We are approaching the time when the Spanish and Portuguese bases will have to be renegotiated.

At the moment, the prevalent view seems to be that we must do almost anything necessary to retain the good will of the Franco and Salazar regimes in order not to endanger the base renegotiations.

This view has obviously altered our policy in certain respects from what it would otherwise be, not only in the Iberian peninsula, but in other parts of the world (e.g., the Secretary’s Madrid statement suggesting that we are counting on Franco’s Spain to play a role in connection with our Latin American policy; our agreement with Salazar not to bring up the colonial context in the UN debate over Goa). It has also hurt the public image of the State Department (cf. recent editorials in such staid journals as The New York Times and the Christian Science Monitor) and made it look to many, at home and abroad, as if the State Department were still dedicated to diplomacy a la Dulles rather than to the diplomacy of the New Frontier.

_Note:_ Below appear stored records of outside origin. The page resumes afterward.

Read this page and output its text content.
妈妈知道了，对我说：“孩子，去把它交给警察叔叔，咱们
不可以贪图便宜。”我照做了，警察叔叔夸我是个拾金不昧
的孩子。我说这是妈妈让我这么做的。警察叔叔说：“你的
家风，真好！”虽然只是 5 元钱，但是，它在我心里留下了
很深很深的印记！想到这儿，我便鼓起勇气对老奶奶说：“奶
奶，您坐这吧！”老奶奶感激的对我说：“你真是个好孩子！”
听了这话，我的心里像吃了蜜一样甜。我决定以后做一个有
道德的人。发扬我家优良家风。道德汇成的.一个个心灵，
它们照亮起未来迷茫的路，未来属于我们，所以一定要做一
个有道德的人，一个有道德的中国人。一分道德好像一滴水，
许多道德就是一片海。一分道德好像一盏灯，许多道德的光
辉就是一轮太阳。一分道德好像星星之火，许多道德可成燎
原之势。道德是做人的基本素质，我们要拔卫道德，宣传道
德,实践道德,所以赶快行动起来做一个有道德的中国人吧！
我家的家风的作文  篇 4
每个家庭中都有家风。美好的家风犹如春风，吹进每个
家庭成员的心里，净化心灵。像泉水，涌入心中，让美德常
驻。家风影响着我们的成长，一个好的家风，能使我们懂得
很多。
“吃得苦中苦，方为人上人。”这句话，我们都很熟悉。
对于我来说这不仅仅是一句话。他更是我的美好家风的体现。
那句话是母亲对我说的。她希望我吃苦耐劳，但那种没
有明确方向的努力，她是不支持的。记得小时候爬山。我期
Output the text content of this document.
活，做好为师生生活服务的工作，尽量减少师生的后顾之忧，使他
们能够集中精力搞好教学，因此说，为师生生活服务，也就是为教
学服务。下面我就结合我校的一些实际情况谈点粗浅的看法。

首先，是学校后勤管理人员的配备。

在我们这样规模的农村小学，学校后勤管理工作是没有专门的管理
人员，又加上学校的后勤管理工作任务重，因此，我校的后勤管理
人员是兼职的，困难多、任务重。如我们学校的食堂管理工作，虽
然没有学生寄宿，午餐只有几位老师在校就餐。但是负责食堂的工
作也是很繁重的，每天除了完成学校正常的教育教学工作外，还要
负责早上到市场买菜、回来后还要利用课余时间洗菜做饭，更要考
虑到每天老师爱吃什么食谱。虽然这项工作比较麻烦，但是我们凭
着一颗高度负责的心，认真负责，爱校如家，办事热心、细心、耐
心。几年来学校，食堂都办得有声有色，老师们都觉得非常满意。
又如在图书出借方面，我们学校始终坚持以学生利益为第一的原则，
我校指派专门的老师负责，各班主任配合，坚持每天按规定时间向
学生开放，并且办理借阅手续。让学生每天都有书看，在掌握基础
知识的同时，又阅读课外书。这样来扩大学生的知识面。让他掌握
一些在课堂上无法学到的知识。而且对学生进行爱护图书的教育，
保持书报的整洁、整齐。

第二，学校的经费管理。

It may well be that we have no choice but to sacrifice everything else to the renegotiation of the bases. But we certainly should not accept this conclusion without a careful and critical reappraisal of the base problem. Would it not be a good idea to have a reexamination of the Iberian bases, with particular attention to the following questions:

1)
Will impending changes in weaponry and strategy affect the role and value of the Iberian bases?
2)
What benefits do these bases bring to Spain and Portugal? We assume that they are doing us a favor for which we must pay through the nose. Is our bargaining position really this desperate? Would not the liquidation of the bases raise economic and other problems for the host countries?
3)
If the USSR were to overrun Europe, it is absurd to suppose that Spain and Portugal would be spared. They cannot hope to purchase immunity through neutrality. The bases are as much for their defense as [Page 998] for ours; and the argument that they are doing us a favor by permitting us to contribute to their own defense is not an impressive one. Yet we seem to be accepting this argument at face value
4)
What alternatives are conceivable to the Iberian bases? We saw recently in the case of South Africa that certain military privileges granted to us by the Republic of South Africa were not essential, as we had assumed, but only convenient. Is this the case with Spain and Portugal? If the military were set the problem of carrying on without these bases, would they not be able to solve it?
5)
How serious a price do we pay in adopting a posture of cordial association with the Iberian dictatorships? What does this cost us with the anti-Franco opposition? Does it incline them to the Communists? Does it seriously compromise our policy in other parts of the world, especially Asia, Africa and Latin America? Or are objections to these dictatorships now purely sentimental and ritualistic on the part of people whose opinions don’t matter much anyway? Do most people accept pro-Franco and pro-Salazar postures as a military necessity, as they accepted aid to Yugoslavia or our wartime alliance with the USSR?
6)
If the conclusion is reached that there is no alternative to the Iberian bases, can we not use our relationships with the Iberian dictatorships more purposefully to ease a transition to more liberal regimes? Can we not help bring about a larger measure of economic and social reform? And would it not be possible to do more to cushion the adverse impacts of present policies on liberal, labor, anti-colonial and other forms of disapproving opinion in other parts of the world? Cannot our relations with Franco and Salazar be, for example, correct rather than effusive?

Arthur Schlesinger, jr.1
  1. Source: Kennedy Library, National Security Files, Staff Memoranda. Secret. A copy was sent to Bundy.
  2. Printed from a copy that bears this typed signature.